Discussions are now being held with both Sycamore and Altamont regarding possible refinancing and asset sales, the profits of which would go toward repaying Billabong’s debts.
Billabong chairman Ian Pollard said in a statement the intention is to “aggressively reduce costs” across the retailer’s international operations and talks will be concluded as quickly as possible.
“The refinancing is intended to provide the company with a comprehensive solution and an appropriate capital structure, allowing it to continue its reform agenda,” he says.
Billabong downgraded its earnings forecast by up to 10% yesterday, with the company predicting its earnings before interest, tax, depreciation and amortisation to be between $67 million and $74 million, down from the previous guidance of between $74 million and $81 million.
In terms of its Australian trading, the company said its wholesale division is “on plan” but its retail performance is “below last year”.
Australian retail sales on a comparable store basis are down 5.4% compared to this time last year.
SmartCompany contacted Billabong but there was no comment available.
But despite the end to takeover negotiations, Retail Doctor Group chief executive Brian Walker told SmartCompany something will “rise from the ashes”.

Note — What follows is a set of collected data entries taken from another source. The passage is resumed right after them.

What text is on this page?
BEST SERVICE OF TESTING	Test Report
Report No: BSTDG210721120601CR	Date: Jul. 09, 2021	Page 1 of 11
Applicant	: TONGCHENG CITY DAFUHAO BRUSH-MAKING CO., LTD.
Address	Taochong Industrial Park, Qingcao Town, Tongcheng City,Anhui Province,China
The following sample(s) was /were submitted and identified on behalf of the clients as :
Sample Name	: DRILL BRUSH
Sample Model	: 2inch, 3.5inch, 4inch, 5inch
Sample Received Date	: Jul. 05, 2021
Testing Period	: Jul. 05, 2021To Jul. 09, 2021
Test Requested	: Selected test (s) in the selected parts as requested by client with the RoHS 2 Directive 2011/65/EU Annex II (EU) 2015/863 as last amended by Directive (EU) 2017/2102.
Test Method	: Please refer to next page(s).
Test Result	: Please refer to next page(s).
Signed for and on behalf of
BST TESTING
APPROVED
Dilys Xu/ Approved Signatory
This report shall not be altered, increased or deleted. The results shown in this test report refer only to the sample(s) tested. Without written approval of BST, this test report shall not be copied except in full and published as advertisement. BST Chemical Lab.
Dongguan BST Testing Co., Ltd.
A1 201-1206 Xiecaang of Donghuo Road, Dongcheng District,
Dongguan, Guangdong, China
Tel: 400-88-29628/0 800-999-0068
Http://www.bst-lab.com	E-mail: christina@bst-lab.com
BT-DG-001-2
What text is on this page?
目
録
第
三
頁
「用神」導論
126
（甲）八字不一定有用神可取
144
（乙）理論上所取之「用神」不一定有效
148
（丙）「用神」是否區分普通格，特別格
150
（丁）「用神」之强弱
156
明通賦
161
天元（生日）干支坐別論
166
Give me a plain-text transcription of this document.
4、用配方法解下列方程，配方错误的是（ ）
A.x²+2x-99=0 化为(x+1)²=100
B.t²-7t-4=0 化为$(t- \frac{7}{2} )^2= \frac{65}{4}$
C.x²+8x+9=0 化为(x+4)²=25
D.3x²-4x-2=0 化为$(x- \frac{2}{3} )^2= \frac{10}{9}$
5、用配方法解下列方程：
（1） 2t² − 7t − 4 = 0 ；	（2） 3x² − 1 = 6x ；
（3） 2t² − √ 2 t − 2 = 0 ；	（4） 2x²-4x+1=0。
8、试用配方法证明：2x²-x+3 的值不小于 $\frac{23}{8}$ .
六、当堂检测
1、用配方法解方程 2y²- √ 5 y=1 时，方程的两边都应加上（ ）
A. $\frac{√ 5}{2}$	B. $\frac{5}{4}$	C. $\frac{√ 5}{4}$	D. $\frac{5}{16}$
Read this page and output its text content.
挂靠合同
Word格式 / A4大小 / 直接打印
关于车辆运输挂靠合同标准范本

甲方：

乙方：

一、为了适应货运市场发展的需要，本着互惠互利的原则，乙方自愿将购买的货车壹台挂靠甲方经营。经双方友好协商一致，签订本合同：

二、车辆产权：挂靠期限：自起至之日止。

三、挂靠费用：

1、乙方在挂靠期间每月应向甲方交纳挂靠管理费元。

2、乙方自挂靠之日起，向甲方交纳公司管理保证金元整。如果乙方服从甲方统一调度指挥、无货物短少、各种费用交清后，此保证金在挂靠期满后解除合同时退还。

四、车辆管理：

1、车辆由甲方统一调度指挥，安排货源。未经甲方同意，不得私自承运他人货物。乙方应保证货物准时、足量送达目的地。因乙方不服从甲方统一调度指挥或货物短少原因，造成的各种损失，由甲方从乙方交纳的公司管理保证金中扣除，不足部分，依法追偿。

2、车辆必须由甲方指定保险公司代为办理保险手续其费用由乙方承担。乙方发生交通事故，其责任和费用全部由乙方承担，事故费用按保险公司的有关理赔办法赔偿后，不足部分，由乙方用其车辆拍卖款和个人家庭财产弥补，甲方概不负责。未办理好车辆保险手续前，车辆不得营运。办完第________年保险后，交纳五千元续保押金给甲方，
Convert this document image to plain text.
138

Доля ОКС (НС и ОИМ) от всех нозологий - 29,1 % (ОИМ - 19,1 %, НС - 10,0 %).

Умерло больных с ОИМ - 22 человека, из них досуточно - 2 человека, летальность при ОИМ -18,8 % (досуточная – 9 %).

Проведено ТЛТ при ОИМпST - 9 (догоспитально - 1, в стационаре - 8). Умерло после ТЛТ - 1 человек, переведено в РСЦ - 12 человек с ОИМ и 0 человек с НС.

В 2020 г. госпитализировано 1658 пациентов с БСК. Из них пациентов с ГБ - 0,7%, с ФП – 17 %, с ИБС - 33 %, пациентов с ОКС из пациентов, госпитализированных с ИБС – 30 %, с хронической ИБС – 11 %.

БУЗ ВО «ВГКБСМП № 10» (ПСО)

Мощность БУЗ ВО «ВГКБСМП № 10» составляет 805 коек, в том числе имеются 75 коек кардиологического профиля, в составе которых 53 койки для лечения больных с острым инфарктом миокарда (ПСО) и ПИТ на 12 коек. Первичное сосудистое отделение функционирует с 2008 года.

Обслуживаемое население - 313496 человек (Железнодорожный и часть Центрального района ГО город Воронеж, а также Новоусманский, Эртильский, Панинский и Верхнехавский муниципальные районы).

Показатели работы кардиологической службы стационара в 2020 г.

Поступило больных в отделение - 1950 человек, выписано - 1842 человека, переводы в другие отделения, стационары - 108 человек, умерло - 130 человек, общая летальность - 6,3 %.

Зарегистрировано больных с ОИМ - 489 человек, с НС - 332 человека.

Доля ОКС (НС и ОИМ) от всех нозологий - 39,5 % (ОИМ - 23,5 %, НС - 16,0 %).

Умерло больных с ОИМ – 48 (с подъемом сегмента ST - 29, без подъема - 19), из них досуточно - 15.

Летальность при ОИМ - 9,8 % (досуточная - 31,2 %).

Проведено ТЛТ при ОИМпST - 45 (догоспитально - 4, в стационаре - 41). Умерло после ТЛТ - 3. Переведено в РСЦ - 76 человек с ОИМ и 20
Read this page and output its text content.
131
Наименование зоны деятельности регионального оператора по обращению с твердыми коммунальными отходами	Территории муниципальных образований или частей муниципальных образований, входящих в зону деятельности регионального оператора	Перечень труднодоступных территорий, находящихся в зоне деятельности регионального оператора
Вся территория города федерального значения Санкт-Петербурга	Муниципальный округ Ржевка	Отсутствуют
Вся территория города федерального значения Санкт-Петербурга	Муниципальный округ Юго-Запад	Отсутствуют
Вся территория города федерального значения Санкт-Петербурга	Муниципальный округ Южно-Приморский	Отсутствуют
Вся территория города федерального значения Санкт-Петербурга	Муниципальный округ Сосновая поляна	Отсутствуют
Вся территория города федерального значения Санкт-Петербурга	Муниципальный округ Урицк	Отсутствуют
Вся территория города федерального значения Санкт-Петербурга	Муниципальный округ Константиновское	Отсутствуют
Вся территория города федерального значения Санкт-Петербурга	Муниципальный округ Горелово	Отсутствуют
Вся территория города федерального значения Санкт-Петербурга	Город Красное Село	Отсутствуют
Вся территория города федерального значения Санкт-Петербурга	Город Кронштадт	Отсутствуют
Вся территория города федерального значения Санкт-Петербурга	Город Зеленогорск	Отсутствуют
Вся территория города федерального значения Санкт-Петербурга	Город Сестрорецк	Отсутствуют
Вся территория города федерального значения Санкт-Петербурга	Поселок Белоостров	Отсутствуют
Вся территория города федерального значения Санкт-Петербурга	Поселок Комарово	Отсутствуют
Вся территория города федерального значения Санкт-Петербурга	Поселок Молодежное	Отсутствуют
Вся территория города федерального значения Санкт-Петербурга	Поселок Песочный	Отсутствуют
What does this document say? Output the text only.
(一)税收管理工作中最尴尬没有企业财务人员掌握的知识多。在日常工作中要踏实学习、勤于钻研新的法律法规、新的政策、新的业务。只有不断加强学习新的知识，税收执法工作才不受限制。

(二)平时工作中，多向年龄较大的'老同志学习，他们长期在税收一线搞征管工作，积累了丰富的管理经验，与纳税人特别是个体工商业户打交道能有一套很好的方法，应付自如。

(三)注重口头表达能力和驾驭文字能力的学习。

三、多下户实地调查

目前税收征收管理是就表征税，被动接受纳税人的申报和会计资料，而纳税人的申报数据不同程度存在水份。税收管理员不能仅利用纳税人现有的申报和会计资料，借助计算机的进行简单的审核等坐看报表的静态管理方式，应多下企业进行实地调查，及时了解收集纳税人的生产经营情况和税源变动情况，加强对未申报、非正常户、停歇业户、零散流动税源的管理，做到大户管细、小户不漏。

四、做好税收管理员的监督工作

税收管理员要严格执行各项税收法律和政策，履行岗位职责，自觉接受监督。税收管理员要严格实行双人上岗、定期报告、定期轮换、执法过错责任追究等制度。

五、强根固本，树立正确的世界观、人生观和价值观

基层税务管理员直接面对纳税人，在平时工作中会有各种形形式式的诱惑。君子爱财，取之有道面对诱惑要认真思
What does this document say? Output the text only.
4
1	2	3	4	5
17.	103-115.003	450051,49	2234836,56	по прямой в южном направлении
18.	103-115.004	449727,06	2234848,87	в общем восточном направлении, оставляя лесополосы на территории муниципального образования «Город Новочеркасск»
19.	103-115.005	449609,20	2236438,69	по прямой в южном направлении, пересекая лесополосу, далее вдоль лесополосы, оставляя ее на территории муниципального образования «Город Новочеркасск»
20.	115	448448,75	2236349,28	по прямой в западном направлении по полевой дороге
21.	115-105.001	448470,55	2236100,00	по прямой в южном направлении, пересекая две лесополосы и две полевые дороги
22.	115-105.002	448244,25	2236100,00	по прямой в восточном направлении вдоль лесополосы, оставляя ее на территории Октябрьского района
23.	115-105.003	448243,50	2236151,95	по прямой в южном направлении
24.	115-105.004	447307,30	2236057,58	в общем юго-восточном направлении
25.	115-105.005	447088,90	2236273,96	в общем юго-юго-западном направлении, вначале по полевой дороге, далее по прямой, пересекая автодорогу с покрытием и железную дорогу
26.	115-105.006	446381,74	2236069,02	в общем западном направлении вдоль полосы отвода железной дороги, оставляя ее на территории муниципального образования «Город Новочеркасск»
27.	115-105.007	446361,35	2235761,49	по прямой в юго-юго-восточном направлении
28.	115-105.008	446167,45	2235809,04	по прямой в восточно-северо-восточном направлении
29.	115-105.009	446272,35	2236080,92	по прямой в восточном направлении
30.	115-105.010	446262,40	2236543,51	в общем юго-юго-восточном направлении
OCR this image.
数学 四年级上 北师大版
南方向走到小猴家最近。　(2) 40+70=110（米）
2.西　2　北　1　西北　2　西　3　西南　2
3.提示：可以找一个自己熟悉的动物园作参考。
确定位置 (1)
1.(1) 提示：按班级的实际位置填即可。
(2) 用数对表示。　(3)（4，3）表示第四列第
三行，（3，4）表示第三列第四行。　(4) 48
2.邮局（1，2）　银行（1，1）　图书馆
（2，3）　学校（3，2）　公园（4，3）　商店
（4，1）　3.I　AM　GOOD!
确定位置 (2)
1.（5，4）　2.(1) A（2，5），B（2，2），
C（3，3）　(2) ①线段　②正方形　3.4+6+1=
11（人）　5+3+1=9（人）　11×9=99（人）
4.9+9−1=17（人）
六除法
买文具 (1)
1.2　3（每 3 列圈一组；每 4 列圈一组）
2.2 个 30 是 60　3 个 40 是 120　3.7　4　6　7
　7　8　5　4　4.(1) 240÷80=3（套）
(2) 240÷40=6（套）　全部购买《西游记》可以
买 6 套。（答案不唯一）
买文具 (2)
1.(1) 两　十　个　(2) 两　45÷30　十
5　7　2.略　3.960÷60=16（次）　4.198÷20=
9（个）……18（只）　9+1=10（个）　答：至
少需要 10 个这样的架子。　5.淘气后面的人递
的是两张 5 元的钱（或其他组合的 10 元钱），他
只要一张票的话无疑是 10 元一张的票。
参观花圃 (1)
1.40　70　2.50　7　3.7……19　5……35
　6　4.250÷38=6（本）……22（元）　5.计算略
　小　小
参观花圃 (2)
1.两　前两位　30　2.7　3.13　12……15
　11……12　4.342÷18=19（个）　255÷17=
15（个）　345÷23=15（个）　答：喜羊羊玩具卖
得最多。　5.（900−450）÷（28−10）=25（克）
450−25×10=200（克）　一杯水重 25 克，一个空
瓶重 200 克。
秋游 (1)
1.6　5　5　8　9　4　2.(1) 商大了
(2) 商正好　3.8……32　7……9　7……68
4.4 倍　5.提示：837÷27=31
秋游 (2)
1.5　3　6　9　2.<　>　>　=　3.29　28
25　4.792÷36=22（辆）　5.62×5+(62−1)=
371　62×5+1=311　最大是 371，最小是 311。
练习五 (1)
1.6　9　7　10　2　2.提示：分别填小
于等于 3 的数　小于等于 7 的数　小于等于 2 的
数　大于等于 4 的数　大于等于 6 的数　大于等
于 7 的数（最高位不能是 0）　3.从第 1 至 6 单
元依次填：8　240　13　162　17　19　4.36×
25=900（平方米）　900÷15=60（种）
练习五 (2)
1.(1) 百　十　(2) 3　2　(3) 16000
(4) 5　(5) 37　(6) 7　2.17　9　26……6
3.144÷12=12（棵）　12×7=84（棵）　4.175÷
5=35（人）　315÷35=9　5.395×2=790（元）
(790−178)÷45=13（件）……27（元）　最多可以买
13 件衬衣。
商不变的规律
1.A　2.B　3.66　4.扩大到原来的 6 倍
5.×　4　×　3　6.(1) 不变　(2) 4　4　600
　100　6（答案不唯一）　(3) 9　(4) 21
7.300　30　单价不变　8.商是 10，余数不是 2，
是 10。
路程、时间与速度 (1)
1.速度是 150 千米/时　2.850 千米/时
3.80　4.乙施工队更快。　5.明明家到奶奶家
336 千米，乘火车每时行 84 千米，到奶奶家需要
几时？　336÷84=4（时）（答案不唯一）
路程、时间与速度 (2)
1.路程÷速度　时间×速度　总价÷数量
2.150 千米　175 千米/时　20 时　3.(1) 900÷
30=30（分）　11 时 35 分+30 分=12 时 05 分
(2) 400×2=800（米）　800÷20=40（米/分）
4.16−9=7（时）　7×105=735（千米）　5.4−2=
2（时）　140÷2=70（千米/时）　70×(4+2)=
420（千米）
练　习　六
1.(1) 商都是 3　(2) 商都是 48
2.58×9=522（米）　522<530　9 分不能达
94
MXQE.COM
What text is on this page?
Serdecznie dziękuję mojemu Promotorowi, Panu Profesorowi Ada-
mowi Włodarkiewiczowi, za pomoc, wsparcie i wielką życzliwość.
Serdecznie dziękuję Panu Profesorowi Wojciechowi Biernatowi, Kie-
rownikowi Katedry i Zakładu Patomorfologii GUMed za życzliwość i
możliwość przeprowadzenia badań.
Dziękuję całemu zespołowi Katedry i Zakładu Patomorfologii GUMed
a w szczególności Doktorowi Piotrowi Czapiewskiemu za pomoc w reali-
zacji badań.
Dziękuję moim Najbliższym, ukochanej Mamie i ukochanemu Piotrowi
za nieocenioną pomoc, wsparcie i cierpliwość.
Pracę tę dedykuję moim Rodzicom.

“We will probably see a sale of its assets. There will be pruning and a consolidation, this market is more interested in the pieces of the pie, but the core brand is still good.”
“It’s going to be about making it relevant to a set of new people. By way of extreme example, Adidas introduced a retro range and this brought in a whole new group of people. It’s a big question, but I’m sure Billabong is working on it,” he says.
Retail Oasis director Nerida Jenkins told SmartCompany Billabong has been on a slippery slope for the past five years.
“It’s been courting private equity money for a good 12 months and they’ve been stuck in a situation where they’ve had high debt to manage. Billabong rejected a decent offer from TPG last year and now its US counterparts are pulling its offers.
“It’s built up a serious debt equity issue and at this point it’s in a dire situation for some cash to prop up the business,” she says.
In February 2012, TPG made an initial offer to Billabong of $854 million, substantially above the offers on the table from Sycamore and Altamont when negotiations ended yesterday, but TPG’s offer was rejected with Billabong saying it would not accept anything below $1.03 billion.
In October 2012, TPG withdrew its offers and Billabong’s shares dropped 15%.
In December 2012, Billabong’s president of US operations, Paul Naude, in conjunction with Sycamore made an offer for $1.10 per share, this was later downgraded to $0.60 per share in April this year.
The Australian Financial Review reported this morning the current discussions could result in the sale of one or two of Billabong’s key brands such as Element or DaKine to private equity.
Jenkins says this is probably the best move for the company in its current situation.
“Selling off its brands is probably the best idea for Billabong.”
“The brand itself, beyond all these sorts of issues, is well and truly off the mark. It’s trying to play out in a category which requires a ‘super cool’ brand positioning and offer to a savvy youth audience, but it’s getting more and more mature.”